As scientists work to find ways to control the spotted lanternfly upsurge, they have enlisted the help of New Yorkers to slow the spread.

“If you see a spotted lanternfly in New York City, kill it immediately by stepping on it or crushing it.””

— New York State Department of Agriculture and Markets

The New York State Department of Agriculture and Markets instructs on its website: “If you see a spotted lanternfly in New York City, kill it immediately by stepping on it or crushing it.” Many have already gone on a lanternfly killing spree, using fly swatters, the bottoms of their shoes, vinegar, or dish soap in spray bottles, and even their bare hands, as stated by the New York Times.  “I do kill them because they’re annoying and they do damage,” said junior Mary Howell.

 

However, others have objected to killing lanternflies.
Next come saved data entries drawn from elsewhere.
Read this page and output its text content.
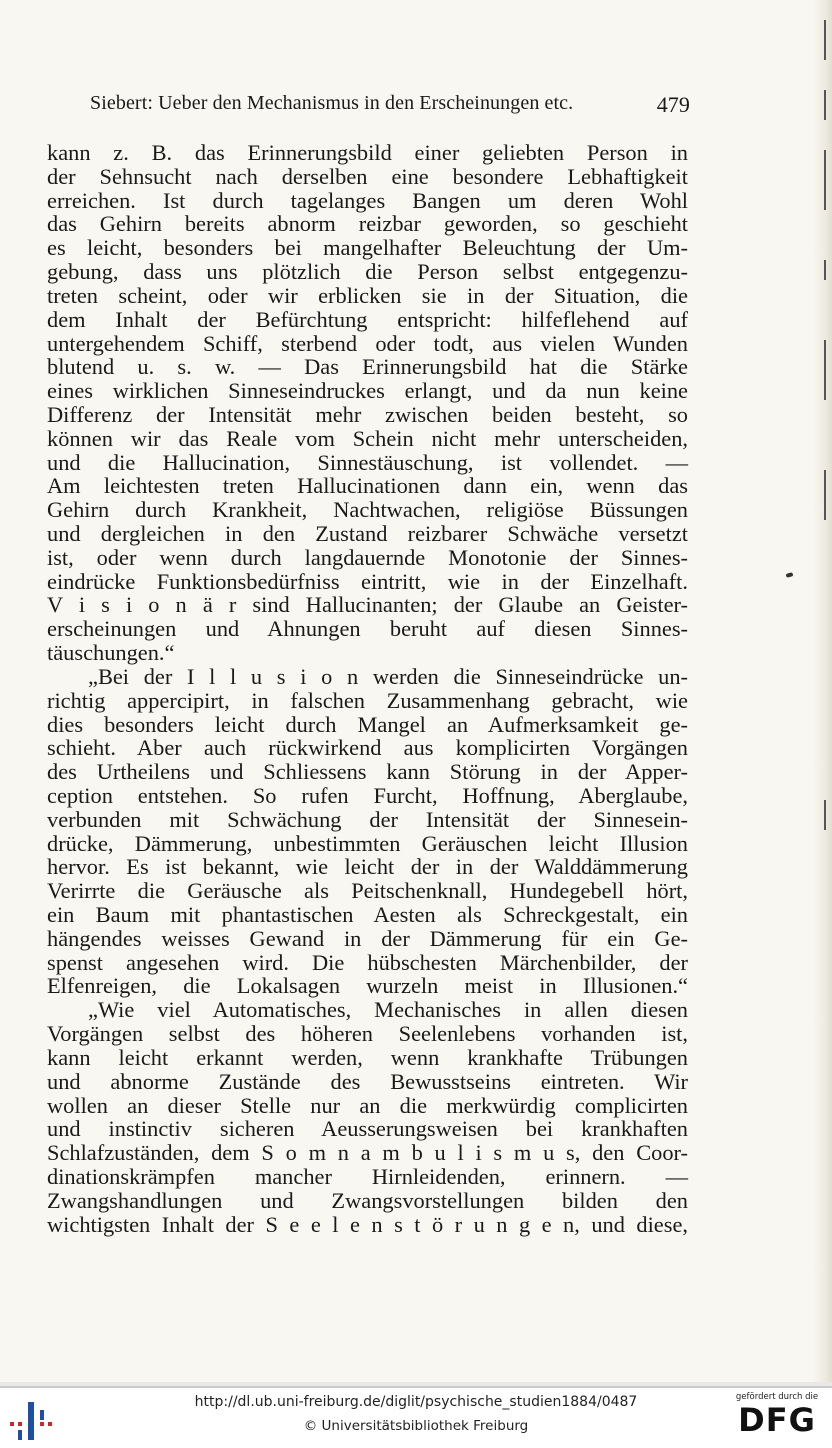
Siebert: Ueber den Mechanismus in den Erscheinungen etc.	479
kann z. B. das Erinnerungsbild einer geliebten Person in
der Sehnsucht nach derselben eine besondere Lebhaftigkeit
erreichen. Ist durch tagelanges Bangen um deren Wohl
das Gehirn bereits abnorm reizbar geworden, so geschieht
es leicht, besonders bei mangelhafter Beleuchtung der Um-
gebung, dass uns plötzlich die Person selbst entgegenzu-
treten scheint, oder wir erblicken sie in der Situation, die
dem Inhalt der Befürchtung entspricht: hilfeflehend auf
untergehendem Schiff, sterbend oder todt, aus vielen Wunden
blutend u. s. w. — Das Erinnerungsbild hat die Stärke
eines wirklichen Sinneseindruckes erlangt, und da nun keine
Differenz der Intensität mehr zwischen beiden besteht, so
können wir das Reale vom Schein nicht mehr unterscheiden,
und die Hallucination, Sinnestäuschung, ist vollendet. —
Am leichtesten treten Hallucinationen dann ein, wenn das
Gehirn durch Krankheit, Nachtwachen, religiöse Büssungen
und dergleichen in den Zustand reizbarer Schwäche versetzt
ist, oder wenn durch langdauernde Monotonie der Sinnes-
eindrücke Funktionsbedürfniss eintritt, wie in der Einzelhaft.
V i s i o n ä r sind Hallucinanten; der Glaube an Geister-
erscheinungen und Ahnungen beruht auf diesen Sinnes-
täuschungen.“
„Bei der I l l u s i o n werden die Sinneseindrücke un-
richtig appercipirt, in falschen Zusammenhang gebracht, wie
dies besonders leicht durch Mangel an Aufmerksamkeit ge-
schieht. Aber auch rückwirkend aus komplicirten Vorgängen
des Urtheilens und Schliessens kann Störung in der Apper-
ception entstehen. So rufen Furcht, Hoffnung, Aberglaube,
verbunden mit Schwächung der Intensität der Sinnesein-
drücke, Dämmerung, unbestimmten Geräuschen leicht Illusion
hervor. Es ist bekannt, wie leicht der in der Walddämmerung
Verirrte die Geräusche als Peitschenknall, Hundegebell hört,
ein Baum mit phantastischen Aesten als Schreckgestalt, ein
hängendes weisses Gewand in der Dämmerung für ein Ge-
spenst angesehen wird. Die hübschesten Märchenbilder, der
Elfenreigen, die Lokalsagen wurzeln meist in Illusionen.“
„Wie viel Automatisches, Mechanisches in allen diesen
Vorgängen selbst des höheren Seelenlebens vorhanden ist,
kann leicht erkannt werden, wenn krankhafte Trübungen
und abnorme Zustände des Bewusstseins eintreten. Wir
wollen an dieser Stelle nur an die merkwürdig complicirten
und instinctiv sicheren Aeusserungsweisen bei krankhaften
Schlafzuständen, dem S o m n a m b u l i s m u s, den Coor-
dinationskrämpfen mancher Hirnleidenden, erinnern. —
Zwangshandlungen und Zwangsvorstellungen bilden den
wichtigsten Inhalt der S e e l e n s t ö r u n g e n, und diese,
http://dl.ub.uni-freiburg.de/diglit/psychische_studien1884/0487
© Universitätsbibliothek Freiburg
gefördert durch die
DFG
According to a New York Times article, Jody Smith, a 33-year-old software developer and vegan, refuses to kill them, because “the state-endorsed bloodlust when it comes to lanternflies, and the sense that they are disposable,” seemed like overkill to him. “I think in this instance, it’s whatever makes you most comfortable,” Richter said in response to this moral dilemma.

Scientists are still determining the best ways to control the lanternfly population. Richter said to stay tuned. “We’re still figuring out a lot of this. As much as news articles might try to say there is a definitive ‘this insect is bad kill it,’ I think you’ll find a lot more variability in the scientific community about exactly how possible it is to do that.”